CAIRO, March 20 (Xinhua) -- Egypt's exports to the European Union (EU) markets rose by 24 percent in 2017 to reach 7.5 billion euros (9.2 billion U.S. dollars) compared to 6.3 billion euros (7.7 billion U.S. dollars) a year earlier, the Egyptian trade and industry minister said on Tuesday.
Egypt's Minister of Trade and Industry Tarek Kabil stressed the importance of translating the strategic relations between Egypt and the EU into "balanced trade relations that achieve the common interests of both economies alike."
Kabil's remarks came during his meeting with EU trade commissioner Cecilia Malmstrom in the capital Cairo, where he emphasized that the EU is the number one foreign investor in Egypt.
The Egyptian minister also noted that Egypt's imports from the EU delined in 2017 by three percent to reach 18.2 billion euros (22.35 billion dollars) compared to 18.8 billion euros (23 billion dollars) in 2016.
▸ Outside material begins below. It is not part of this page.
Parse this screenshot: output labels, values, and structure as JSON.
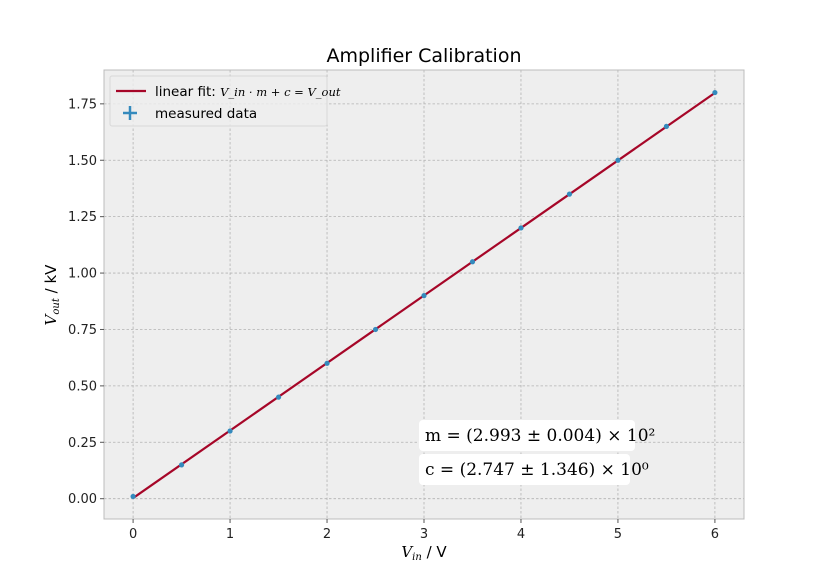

In mid-January, an Egyptian official report said that the country's non-oil exports increased by 9 percent to exceed 21 billion dollars in 2017 compared to 19.3 billion dollars in 2016.
Egypt has been suffering economic recession over the past few years of political instability and relevant security challenges.
To boost economy, Egypt started in late 2016 with full local currency floatation as an initial step of a strict three-year economic reform program based on austerity measures, fuel and energy subsidy cuts and tax hikes.
Egypt's reform plan has been encouraged by a 12-billion-dollar loan from the International Monetary Fund, half of which has already been delivered to the most populous Arab country.